Years down Highway 99, after a smattering of releases and a sputtering of shows, on the new Don’t Stop Believin’ full-length Some Of Us Are In This Together, the dead hooker’s bruises still haven’t healed. Who can expect them to? Triumph of Lethargy Skinned Alive to Death is as cold as they come. It’s still-born squalor, between abyss and existence. The ten tracks on Some Us Are In This Together are as tribal-loyal, exclusive, paranoid-defensive, and elitist as the LP title sounds. Drummer Andrea Zollo (ex-Pretty Girls Make Graves) is at the center of the activity, pounding away like an embittered Moe Tucker pummeling on an abusive boss’s balding cranium with a Walmart price gun, allowing Corey J. Brewer (guitars, Cold Lake) and Joel Cuplin (bass, Constant Lovers) to churn death-pasta into a bile casserole.

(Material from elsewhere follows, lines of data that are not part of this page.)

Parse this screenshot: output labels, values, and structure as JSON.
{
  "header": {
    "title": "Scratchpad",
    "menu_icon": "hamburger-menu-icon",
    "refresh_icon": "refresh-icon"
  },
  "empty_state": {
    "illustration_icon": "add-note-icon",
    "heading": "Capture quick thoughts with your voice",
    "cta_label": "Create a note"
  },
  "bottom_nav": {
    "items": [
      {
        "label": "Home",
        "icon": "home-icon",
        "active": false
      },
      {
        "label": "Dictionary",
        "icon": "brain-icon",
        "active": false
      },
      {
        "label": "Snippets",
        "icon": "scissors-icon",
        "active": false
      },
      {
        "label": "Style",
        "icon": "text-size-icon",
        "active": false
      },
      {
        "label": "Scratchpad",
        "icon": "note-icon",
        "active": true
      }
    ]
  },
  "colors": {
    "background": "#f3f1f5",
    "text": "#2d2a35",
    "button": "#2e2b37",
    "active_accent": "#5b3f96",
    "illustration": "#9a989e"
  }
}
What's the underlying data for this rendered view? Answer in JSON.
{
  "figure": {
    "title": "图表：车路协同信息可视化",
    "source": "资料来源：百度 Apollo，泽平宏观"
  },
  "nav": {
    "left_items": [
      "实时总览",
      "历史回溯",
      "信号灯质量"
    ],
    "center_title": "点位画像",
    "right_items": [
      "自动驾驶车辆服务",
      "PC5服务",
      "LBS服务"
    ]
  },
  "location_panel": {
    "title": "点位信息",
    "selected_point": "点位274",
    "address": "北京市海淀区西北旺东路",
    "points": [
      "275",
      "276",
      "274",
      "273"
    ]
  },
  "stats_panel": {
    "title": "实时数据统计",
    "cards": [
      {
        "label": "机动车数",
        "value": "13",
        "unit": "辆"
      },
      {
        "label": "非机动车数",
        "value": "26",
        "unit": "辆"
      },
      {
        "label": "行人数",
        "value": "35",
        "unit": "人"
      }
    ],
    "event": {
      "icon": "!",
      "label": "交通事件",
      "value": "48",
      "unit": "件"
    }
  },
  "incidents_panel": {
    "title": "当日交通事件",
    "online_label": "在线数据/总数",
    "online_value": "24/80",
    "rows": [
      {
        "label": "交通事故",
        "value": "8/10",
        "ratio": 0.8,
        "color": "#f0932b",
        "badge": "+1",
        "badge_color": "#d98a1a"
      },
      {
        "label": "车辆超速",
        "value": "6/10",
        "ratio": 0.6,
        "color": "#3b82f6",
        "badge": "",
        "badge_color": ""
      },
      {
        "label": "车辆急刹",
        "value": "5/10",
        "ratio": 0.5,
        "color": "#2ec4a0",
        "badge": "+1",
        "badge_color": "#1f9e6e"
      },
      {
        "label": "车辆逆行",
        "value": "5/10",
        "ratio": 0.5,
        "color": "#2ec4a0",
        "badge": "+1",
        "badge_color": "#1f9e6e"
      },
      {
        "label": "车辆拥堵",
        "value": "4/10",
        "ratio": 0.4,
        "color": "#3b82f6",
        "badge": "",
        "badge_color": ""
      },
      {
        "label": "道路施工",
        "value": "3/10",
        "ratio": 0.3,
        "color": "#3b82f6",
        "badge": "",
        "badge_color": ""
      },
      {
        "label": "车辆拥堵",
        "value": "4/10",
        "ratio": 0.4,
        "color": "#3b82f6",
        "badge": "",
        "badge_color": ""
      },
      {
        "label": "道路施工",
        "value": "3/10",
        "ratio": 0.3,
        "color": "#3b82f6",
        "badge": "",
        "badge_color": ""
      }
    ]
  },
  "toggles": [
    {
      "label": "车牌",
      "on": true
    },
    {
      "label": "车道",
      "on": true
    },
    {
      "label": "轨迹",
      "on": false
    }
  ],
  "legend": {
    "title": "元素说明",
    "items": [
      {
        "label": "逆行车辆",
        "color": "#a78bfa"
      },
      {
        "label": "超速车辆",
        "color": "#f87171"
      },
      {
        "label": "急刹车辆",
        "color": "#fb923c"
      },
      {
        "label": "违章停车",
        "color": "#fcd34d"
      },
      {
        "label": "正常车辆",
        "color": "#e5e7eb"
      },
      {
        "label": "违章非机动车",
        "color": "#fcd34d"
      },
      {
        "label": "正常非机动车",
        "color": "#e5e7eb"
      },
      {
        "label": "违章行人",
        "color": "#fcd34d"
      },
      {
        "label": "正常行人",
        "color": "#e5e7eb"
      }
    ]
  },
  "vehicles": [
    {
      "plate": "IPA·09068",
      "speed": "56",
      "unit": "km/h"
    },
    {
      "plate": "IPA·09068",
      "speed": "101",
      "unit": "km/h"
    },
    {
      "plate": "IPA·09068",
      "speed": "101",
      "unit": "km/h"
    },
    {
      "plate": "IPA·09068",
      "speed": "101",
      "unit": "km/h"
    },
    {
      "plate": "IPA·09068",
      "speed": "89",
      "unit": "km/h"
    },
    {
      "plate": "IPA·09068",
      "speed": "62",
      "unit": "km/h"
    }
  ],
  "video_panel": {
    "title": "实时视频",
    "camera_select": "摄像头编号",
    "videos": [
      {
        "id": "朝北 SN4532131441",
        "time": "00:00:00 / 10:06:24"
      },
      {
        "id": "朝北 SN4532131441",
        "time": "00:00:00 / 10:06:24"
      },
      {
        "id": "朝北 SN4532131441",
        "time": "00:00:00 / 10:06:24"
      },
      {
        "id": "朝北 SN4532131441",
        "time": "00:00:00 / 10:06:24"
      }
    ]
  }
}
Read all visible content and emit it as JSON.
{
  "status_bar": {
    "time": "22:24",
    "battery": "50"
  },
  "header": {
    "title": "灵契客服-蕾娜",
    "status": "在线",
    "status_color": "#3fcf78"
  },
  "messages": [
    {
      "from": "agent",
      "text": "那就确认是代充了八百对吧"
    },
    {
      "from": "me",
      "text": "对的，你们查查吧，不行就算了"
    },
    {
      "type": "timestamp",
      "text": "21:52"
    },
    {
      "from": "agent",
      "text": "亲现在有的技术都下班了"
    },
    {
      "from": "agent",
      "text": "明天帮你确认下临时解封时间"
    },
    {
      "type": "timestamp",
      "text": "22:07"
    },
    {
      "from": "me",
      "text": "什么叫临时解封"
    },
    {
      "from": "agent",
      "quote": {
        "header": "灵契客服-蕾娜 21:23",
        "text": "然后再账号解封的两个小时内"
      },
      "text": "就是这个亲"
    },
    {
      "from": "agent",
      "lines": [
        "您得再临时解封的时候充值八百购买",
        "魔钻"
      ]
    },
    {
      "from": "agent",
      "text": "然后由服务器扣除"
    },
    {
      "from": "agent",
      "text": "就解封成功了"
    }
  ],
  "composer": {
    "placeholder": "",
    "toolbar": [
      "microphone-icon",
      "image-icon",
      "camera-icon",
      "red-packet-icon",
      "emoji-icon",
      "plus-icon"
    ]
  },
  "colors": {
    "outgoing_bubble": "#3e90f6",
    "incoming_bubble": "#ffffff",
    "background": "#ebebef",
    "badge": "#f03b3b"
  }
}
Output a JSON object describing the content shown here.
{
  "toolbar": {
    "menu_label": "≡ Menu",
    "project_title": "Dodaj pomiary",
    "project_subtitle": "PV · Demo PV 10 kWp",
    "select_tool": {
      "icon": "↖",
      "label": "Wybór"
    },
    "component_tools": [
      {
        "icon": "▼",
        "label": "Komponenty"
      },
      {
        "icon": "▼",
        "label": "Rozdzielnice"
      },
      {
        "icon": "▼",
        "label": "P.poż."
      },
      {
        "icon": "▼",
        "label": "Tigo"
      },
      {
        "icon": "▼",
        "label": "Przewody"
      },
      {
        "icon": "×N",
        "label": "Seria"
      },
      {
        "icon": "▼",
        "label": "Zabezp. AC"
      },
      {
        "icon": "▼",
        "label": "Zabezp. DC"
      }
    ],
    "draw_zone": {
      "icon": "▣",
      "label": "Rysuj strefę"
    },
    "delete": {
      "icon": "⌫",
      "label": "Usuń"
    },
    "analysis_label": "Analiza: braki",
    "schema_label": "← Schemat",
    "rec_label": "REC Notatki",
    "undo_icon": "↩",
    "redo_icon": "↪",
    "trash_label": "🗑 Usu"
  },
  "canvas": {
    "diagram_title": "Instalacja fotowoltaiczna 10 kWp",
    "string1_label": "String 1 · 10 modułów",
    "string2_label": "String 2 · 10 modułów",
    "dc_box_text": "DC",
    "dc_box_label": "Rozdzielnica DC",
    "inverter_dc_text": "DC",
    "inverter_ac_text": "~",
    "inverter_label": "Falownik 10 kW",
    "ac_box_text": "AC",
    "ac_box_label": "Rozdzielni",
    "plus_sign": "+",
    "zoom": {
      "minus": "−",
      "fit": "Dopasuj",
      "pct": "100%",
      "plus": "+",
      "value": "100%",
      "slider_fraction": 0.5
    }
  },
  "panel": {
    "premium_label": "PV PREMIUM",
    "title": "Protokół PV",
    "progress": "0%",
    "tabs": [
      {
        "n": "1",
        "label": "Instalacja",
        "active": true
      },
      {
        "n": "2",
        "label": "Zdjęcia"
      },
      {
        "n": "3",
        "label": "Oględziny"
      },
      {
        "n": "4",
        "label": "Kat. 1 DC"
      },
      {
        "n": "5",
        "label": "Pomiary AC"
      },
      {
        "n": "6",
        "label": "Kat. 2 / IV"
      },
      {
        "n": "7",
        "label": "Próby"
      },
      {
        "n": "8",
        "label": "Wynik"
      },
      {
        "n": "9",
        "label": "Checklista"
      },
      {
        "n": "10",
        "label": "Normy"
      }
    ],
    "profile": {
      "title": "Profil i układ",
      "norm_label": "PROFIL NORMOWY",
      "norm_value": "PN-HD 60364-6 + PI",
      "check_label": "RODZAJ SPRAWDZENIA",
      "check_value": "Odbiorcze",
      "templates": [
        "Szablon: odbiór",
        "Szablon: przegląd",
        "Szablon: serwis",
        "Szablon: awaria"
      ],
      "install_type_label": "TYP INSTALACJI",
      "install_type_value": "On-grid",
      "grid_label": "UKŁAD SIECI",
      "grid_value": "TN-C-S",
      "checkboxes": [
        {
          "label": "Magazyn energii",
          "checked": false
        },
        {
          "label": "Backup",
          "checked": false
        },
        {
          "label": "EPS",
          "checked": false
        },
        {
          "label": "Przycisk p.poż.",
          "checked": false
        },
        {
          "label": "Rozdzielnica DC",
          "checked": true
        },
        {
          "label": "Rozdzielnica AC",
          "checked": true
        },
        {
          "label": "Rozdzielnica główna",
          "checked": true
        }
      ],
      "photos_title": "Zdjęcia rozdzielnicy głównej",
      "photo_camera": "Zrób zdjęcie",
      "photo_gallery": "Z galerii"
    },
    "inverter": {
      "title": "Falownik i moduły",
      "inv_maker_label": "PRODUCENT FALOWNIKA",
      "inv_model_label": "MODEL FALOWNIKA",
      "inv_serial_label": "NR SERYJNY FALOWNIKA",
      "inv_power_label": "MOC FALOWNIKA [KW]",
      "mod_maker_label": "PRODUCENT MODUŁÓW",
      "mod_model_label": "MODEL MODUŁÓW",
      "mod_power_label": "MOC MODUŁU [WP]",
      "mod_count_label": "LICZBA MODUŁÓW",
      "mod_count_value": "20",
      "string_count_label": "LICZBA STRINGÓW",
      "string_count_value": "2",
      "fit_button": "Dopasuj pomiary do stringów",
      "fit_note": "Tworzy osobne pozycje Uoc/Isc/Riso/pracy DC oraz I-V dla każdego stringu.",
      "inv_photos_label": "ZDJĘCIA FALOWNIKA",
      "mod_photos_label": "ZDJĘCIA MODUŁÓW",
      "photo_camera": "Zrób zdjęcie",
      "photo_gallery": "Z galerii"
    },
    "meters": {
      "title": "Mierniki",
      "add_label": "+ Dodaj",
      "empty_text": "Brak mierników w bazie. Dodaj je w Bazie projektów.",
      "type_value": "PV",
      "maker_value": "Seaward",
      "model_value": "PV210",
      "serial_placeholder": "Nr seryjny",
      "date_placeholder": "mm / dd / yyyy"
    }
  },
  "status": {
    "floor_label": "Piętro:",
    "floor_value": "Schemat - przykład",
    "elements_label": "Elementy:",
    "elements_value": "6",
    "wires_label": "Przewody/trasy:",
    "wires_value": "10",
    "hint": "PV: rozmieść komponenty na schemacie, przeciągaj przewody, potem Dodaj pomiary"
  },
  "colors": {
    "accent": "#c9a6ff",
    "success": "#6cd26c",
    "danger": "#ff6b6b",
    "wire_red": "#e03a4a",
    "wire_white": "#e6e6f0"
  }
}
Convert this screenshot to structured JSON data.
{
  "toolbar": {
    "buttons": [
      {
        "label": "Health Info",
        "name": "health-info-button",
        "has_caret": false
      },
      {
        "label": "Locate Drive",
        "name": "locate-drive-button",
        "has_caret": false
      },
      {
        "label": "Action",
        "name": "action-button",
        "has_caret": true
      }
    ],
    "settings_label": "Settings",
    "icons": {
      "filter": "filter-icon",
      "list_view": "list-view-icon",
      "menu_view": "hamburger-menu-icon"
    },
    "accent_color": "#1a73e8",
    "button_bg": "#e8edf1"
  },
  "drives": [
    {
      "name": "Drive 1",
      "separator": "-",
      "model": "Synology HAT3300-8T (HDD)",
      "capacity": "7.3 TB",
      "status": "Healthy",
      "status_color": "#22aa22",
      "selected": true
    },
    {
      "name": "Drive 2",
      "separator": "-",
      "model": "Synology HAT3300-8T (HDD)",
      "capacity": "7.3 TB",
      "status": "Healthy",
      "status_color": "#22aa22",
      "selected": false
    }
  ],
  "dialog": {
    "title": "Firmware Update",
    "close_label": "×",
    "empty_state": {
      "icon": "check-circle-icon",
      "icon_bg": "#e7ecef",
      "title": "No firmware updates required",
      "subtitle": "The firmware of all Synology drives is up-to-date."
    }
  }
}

I actually respect vocalist Spencer Moody following up his classic rock band Murder City Devils with this, certainly an archetypal PiL to his Sex Pistols, improvised and conceptual, not surf nazi jock rock for wastoids. Morality is just another weapon in his songs, bleating and hoarsely demanding: “Hey Asshole,” “Don’t Lust After Other Women,” “If You Believe In Blood.” Notice how those song titles kind of lead up to a full statement? As the bio says, “Triumph of Lethargy Skinned Alive to Death do what they want, tour when they feel like it, and will never, ever break up.”

Do I want them to? No. Do I want them to add a little & Nico to their White Light/White Heat? Yes. I have trace memories of lovely psyche-pop streaming out of the clanging and raging in the basement of the Cha Cha before a mutual loved one died. (Maybe that’s saying something right there. Maybe I imagined it.) That’s evaporated, if it ever existed. No sassy “Femme Fatale” for these foes, it’s all feral “Sister Ray” now. Well, we’re in deeply hungover times, covered in rashes, and somebody lied to us.

Just remember, kids, Jonathan Richman heard something else in the Velvet Underground in that scrawling seventeen minutes too, and made a “Roadrunner” out of it. You’ve just given us a full length of misery, now how about seven more inches of pleasure?